US: 73,000 back German homeschoolers facing deportation
A White House petition begun by the Homeschool Legal Defense Association seeks permanent legal status for the Romeikes, a German homeschooling family that came to the United States seeking asylum.
They feared that their children would be taken from them because homeschooling is illegal in Germany.
The Romeikes – Uwe, Hannelore and their six children – were granted asylum in 2010, but the US Justice Department is now trying to deport them, claiming that they should not have asylum because homeschooling is not a fundamental right.
"We were very surprised," Uwe Romeike, the father, said Saturday on Fox News' "Huckabee", "hearing that now it seems, not even in America, to be a fundamental right for parents to educate, or to decide on the education of their own children. We couldn't believe what we were hearing."
The White House will respond to every petition that receives at least 100,000 signatures.
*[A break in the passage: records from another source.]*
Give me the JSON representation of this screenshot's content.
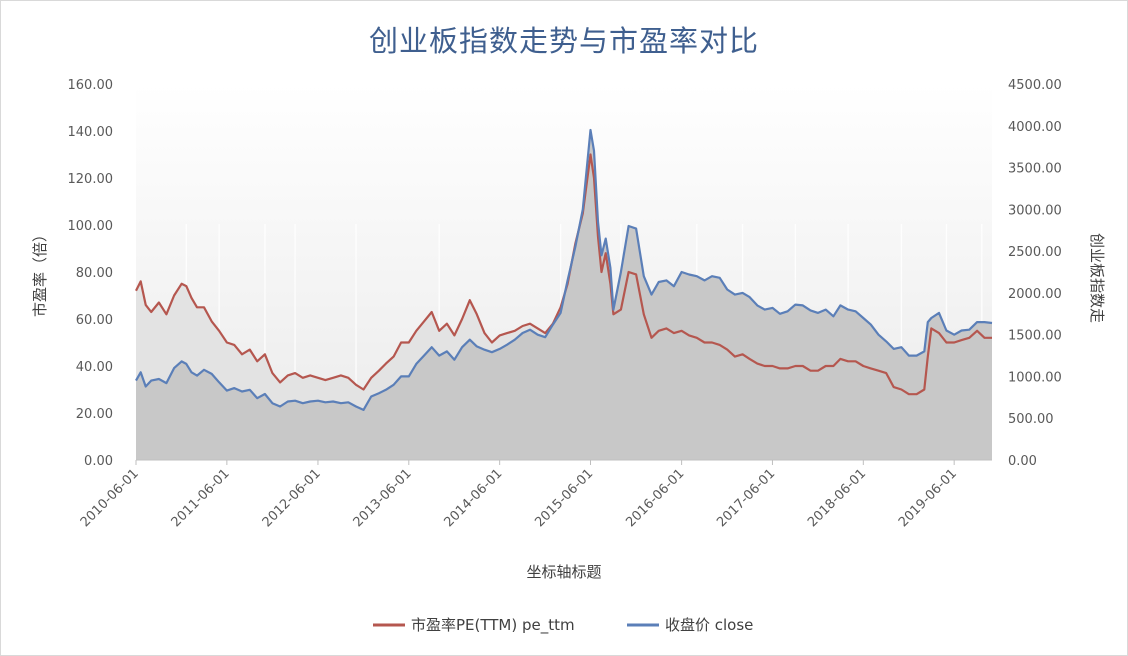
{
  "chart_data": {
    "type": "line",
    "title": "创业板指数走势与市盈率对比",
    "xlabel": "坐标轴标题",
    "ylabel_left": "市盈率（倍）",
    "ylabel_right": "创业板指数走",
    "ylim_left": [
      0,
      160
    ],
    "ylim_right": [
      0,
      4500
    ],
    "grid": false,
    "legend_position": "bottom",
    "x_start": "2010-06-01",
    "x_end": "2019-10-31",
    "x_tick_labels": [
      "2010-06-01",
      "2011-06-01",
      "2012-06-01",
      "2013-06-01",
      "2014-06-01",
      "2015-06-01",
      "2016-06-01",
      "2017-06-01",
      "2018-06-01",
      "2019-06-01"
    ],
    "y_left_tick_labels": [
      "0.00",
      "20.00",
      "40.00",
      "60.00",
      "80.00",
      "100.00",
      "120.00",
      "140.00",
      "160.00"
    ],
    "y_right_tick_labels": [
      "0.00",
      "500.00",
      "1000.00",
      "1500.00",
      "2000.00",
      "2500.00",
      "3000.00",
      "3500.00",
      "4000.00",
      "4500.00"
    ],
    "series": [
      {
        "name": "市盈率PE(TTM) pe_ttm",
        "axis": "left",
        "color": "#b5574f",
        "points": [
          [
            "2010-06-01",
            72
          ],
          [
            "2010-06-20",
            76
          ],
          [
            "2010-07-10",
            66
          ],
          [
            "2010-08-01",
            63
          ],
          [
            "2010-09-01",
            67
          ],
          [
            "2010-10-01",
            62
          ],
          [
            "2010-11-01",
            70
          ],
          [
            "2010-12-01",
            75
          ],
          [
            "2010-12-20",
            74
          ],
          [
            "2011-01-10",
            69
          ],
          [
            "2011-02-01",
            65
          ],
          [
            "2011-03-01",
            65
          ],
          [
            "2011-04-01",
            59
          ],
          [
            "2011-05-01",
            55
          ],
          [
            "2011-06-01",
            50
          ],
          [
            "2011-07-01",
            49
          ],
          [
            "2011-08-01",
            45
          ],
          [
            "2011-09-01",
            47
          ],
          [
            "2011-10-01",
            42
          ],
          [
            "2011-11-01",
            45
          ],
          [
            "2011-12-01",
            37
          ],
          [
            "2012-01-01",
            33
          ],
          [
            "2012-02-01",
            36
          ],
          [
            "2012-03-01",
            37
          ],
          [
            "2012-04-01",
            35
          ],
          [
            "2012-05-01",
            36
          ],
          [
            "2012-06-01",
            35
          ],
          [
            "2012-07-01",
            34
          ],
          [
            "2012-08-01",
            35
          ],
          [
            "2012-09-01",
            36
          ],
          [
            "2012-10-01",
            35
          ],
          [
            "2012-11-01",
            32
          ],
          [
            "2012-12-01",
            30
          ],
          [
            "2013-01-01",
            35
          ],
          [
            "2013-02-01",
            38
          ],
          [
            "2013-03-01",
            41
          ],
          [
            "2013-04-01",
            44
          ],
          [
            "2013-05-01",
            50
          ],
          [
            "2013-06-01",
            50
          ],
          [
            "2013-07-01",
            55
          ],
          [
            "2013-08-01",
            59
          ],
          [
            "2013-09-01",
            63
          ],
          [
            "2013-10-01",
            55
          ],
          [
            "2013-11-01",
            58
          ],
          [
            "2013-12-01",
            53
          ],
          [
            "2014-01-01",
            60
          ],
          [
            "2014-02-01",
            68
          ],
          [
            "2014-03-01",
            62
          ],
          [
            "2014-04-01",
            54
          ],
          [
            "2014-05-01",
            50
          ],
          [
            "2014-06-01",
            53
          ],
          [
            "2014-07-01",
            54
          ],
          [
            "2014-08-01",
            55
          ],
          [
            "2014-09-01",
            57
          ],
          [
            "2014-10-01",
            58
          ],
          [
            "2014-11-01",
            56
          ],
          [
            "2014-12-01",
            54
          ],
          [
            "2015-01-01",
            58
          ],
          [
            "2015-02-01",
            65
          ],
          [
            "2015-03-01",
            75
          ],
          [
            "2015-04-01",
            92
          ],
          [
            "2015-05-01",
            105
          ],
          [
            "2015-06-01",
            130
          ],
          [
            "2015-06-15",
            120
          ],
          [
            "2015-07-01",
            95
          ],
          [
            "2015-07-15",
            80
          ],
          [
            "2015-08-01",
            88
          ],
          [
            "2015-08-20",
            75
          ],
          [
            "2015-09-01",
            62
          ],
          [
            "2015-10-01",
            64
          ],
          [
            "2015-11-01",
            80
          ],
          [
            "2015-12-01",
            79
          ],
          [
            "2016-01-01",
            62
          ],
          [
            "2016-02-01",
            52
          ],
          [
            "2016-03-01",
            55
          ],
          [
            "2016-04-01",
            56
          ],
          [
            "2016-05-01",
            54
          ],
          [
            "2016-06-01",
            55
          ],
          [
            "2016-07-01",
            53
          ],
          [
            "2016-08-01",
            52
          ],
          [
            "2016-09-01",
            50
          ],
          [
            "2016-10-01",
            50
          ],
          [
            "2016-11-01",
            49
          ],
          [
            "2016-12-01",
            47
          ],
          [
            "2017-01-01",
            44
          ],
          [
            "2017-02-01",
            45
          ],
          [
            "2017-03-01",
            43
          ],
          [
            "2017-04-01",
            41
          ],
          [
            "2017-05-01",
            40
          ],
          [
            "2017-06-01",
            40
          ],
          [
            "2017-07-01",
            39
          ],
          [
            "2017-08-01",
            39
          ],
          [
            "2017-09-01",
            40
          ],
          [
            "2017-10-01",
            40
          ],
          [
            "2017-11-01",
            38
          ],
          [
            "2017-12-01",
            38
          ],
          [
            "2018-01-01",
            40
          ],
          [
            "2018-02-01",
            40
          ],
          [
            "2018-03-01",
            43
          ],
          [
            "2018-04-01",
            42
          ],
          [
            "2018-05-01",
            42
          ],
          [
            "2018-06-01",
            40
          ],
          [
            "2018-07-01",
            39
          ],
          [
            "2018-08-01",
            38
          ],
          [
            "2018-09-01",
            37
          ],
          [
            "2018-10-01",
            31
          ],
          [
            "2018-11-01",
            30
          ],
          [
            "2018-12-01",
            28
          ],
          [
            "2019-01-01",
            28
          ],
          [
            "2019-02-01",
            30
          ],
          [
            "2019-02-15",
            44
          ],
          [
            "2019-03-01",
            56
          ],
          [
            "2019-04-01",
            54
          ],
          [
            "2019-05-01",
            50
          ],
          [
            "2019-06-01",
            50
          ],
          [
            "2019-07-01",
            51
          ],
          [
            "2019-08-01",
            52
          ],
          [
            "2019-09-01",
            55
          ],
          [
            "2019-10-01",
            52
          ],
          [
            "2019-10-31",
            52
          ]
        ]
      },
      {
        "name": "收盘价 close",
        "axis": "right",
        "color": "#5b7fb8",
        "points": [
          [
            "2010-06-01",
            950
          ],
          [
            "2010-06-20",
            1050
          ],
          [
            "2010-07-10",
            880
          ],
          [
            "2010-08-01",
            950
          ],
          [
            "2010-09-01",
            970
          ],
          [
            "2010-10-01",
            920
          ],
          [
            "2010-11-01",
            1100
          ],
          [
            "2010-12-01",
            1180
          ],
          [
            "2010-12-20",
            1150
          ],
          [
            "2011-01-10",
            1050
          ],
          [
            "2011-02-01",
            1010
          ],
          [
            "2011-03-01",
            1080
          ],
          [
            "2011-04-01",
            1030
          ],
          [
            "2011-05-01",
            930
          ],
          [
            "2011-06-01",
            830
          ],
          [
            "2011-07-01",
            860
          ],
          [
            "2011-08-01",
            820
          ],
          [
            "2011-09-01",
            840
          ],
          [
            "2011-10-01",
            740
          ],
          [
            "2011-11-01",
            790
          ],
          [
            "2011-12-01",
            680
          ],
          [
            "2012-01-01",
            640
          ],
          [
            "2012-02-01",
            700
          ],
          [
            "2012-03-01",
            710
          ],
          [
            "2012-04-01",
            680
          ],
          [
            "2012-05-01",
            700
          ],
          [
            "2012-06-01",
            710
          ],
          [
            "2012-07-01",
            690
          ],
          [
            "2012-08-01",
            700
          ],
          [
            "2012-09-01",
            680
          ],
          [
            "2012-10-01",
            690
          ],
          [
            "2012-11-01",
            640
          ],
          [
            "2012-12-01",
            600
          ],
          [
            "2013-01-01",
            760
          ],
          [
            "2013-02-01",
            800
          ],
          [
            "2013-03-01",
            840
          ],
          [
            "2013-04-01",
            900
          ],
          [
            "2013-05-01",
            1000
          ],
          [
            "2013-06-01",
            1000
          ],
          [
            "2013-07-01",
            1150
          ],
          [
            "2013-08-01",
            1250
          ],
          [
            "2013-09-01",
            1350
          ],
          [
            "2013-10-01",
            1250
          ],
          [
            "2013-11-01",
            1300
          ],
          [
            "2013-12-01",
            1200
          ],
          [
            "2014-01-01",
            1350
          ],
          [
            "2014-02-01",
            1440
          ],
          [
            "2014-03-01",
            1360
          ],
          [
            "2014-04-01",
            1320
          ],
          [
            "2014-05-01",
            1290
          ],
          [
            "2014-06-01",
            1330
          ],
          [
            "2014-07-01",
            1380
          ],
          [
            "2014-08-01",
            1440
          ],
          [
            "2014-09-01",
            1520
          ],
          [
            "2014-10-01",
            1560
          ],
          [
            "2014-11-01",
            1500
          ],
          [
            "2014-12-01",
            1470
          ],
          [
            "2015-01-01",
            1620
          ],
          [
            "2015-02-01",
            1760
          ],
          [
            "2015-03-01",
            2150
          ],
          [
            "2015-04-01",
            2550
          ],
          [
            "2015-05-01",
            3000
          ],
          [
            "2015-06-01",
            3950
          ],
          [
            "2015-06-15",
            3700
          ],
          [
            "2015-07-01",
            2850
          ],
          [
            "2015-07-15",
            2450
          ],
          [
            "2015-08-01",
            2650
          ],
          [
            "2015-08-20",
            2300
          ],
          [
            "2015-09-01",
            1800
          ],
          [
            "2015-10-01",
            2250
          ],
          [
            "2015-11-01",
            2800
          ],
          [
            "2015-12-01",
            2770
          ],
          [
            "2016-01-01",
            2200
          ],
          [
            "2016-02-01",
            1980
          ],
          [
            "2016-03-01",
            2130
          ],
          [
            "2016-04-01",
            2150
          ],
          [
            "2016-05-01",
            2080
          ],
          [
            "2016-06-01",
            2250
          ],
          [
            "2016-07-01",
            2220
          ],
          [
            "2016-08-01",
            2200
          ],
          [
            "2016-09-01",
            2150
          ],
          [
            "2016-10-01",
            2200
          ],
          [
            "2016-11-01",
            2180
          ],
          [
            "2016-12-01",
            2040
          ],
          [
            "2017-01-01",
            1980
          ],
          [
            "2017-02-01",
            2000
          ],
          [
            "2017-03-01",
            1950
          ],
          [
            "2017-04-01",
            1850
          ],
          [
            "2017-05-01",
            1800
          ],
          [
            "2017-06-01",
            1820
          ],
          [
            "2017-07-01",
            1750
          ],
          [
            "2017-08-01",
            1780
          ],
          [
            "2017-09-01",
            1860
          ],
          [
            "2017-10-01",
            1850
          ],
          [
            "2017-11-01",
            1790
          ],
          [
            "2017-12-01",
            1760
          ],
          [
            "2018-01-01",
            1800
          ],
          [
            "2018-02-01",
            1720
          ],
          [
            "2018-03-01",
            1850
          ],
          [
            "2018-04-01",
            1800
          ],
          [
            "2018-05-01",
            1780
          ],
          [
            "2018-06-01",
            1700
          ],
          [
            "2018-07-01",
            1620
          ],
          [
            "2018-08-01",
            1500
          ],
          [
            "2018-09-01",
            1420
          ],
          [
            "2018-10-01",
            1330
          ],
          [
            "2018-11-01",
            1350
          ],
          [
            "2018-12-01",
            1250
          ],
          [
            "2019-01-01",
            1250
          ],
          [
            "2019-02-01",
            1300
          ],
          [
            "2019-02-15",
            1650
          ],
          [
            "2019-03-01",
            1700
          ],
          [
            "2019-04-01",
            1760
          ],
          [
            "2019-05-01",
            1550
          ],
          [
            "2019-06-01",
            1500
          ],
          [
            "2019-07-01",
            1550
          ],
          [
            "2019-08-01",
            1560
          ],
          [
            "2019-09-01",
            1650
          ],
          [
            "2019-10-01",
            1650
          ],
          [
            "2019-10-31",
            1640
          ]
        ]
      }
    ]
  }
}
At the time of this publication, the petition had over 73,000 signatures, or about 27,000 shy of the number needed by April 18 to elicit a response from the White House.
Hannelore Romeike explained that they first began homeschooling because they thought their children would be harmed by other classmates and, when they looked in the public school textbooks, they found that they "teach against the values we think the Bible wants us to teach them."
Uwe Romeike said they sought asylum in the United States because they feared that they would lose custody of their children because they refused to send them to the public school.
The White House petition is important, Uwe Romeike believes, because it an serve to demonstrate support for the notion that parents, not the state, should have the right to decide what is the best education for their children.
"It's all about freedom for parents to decide their children's education," he said.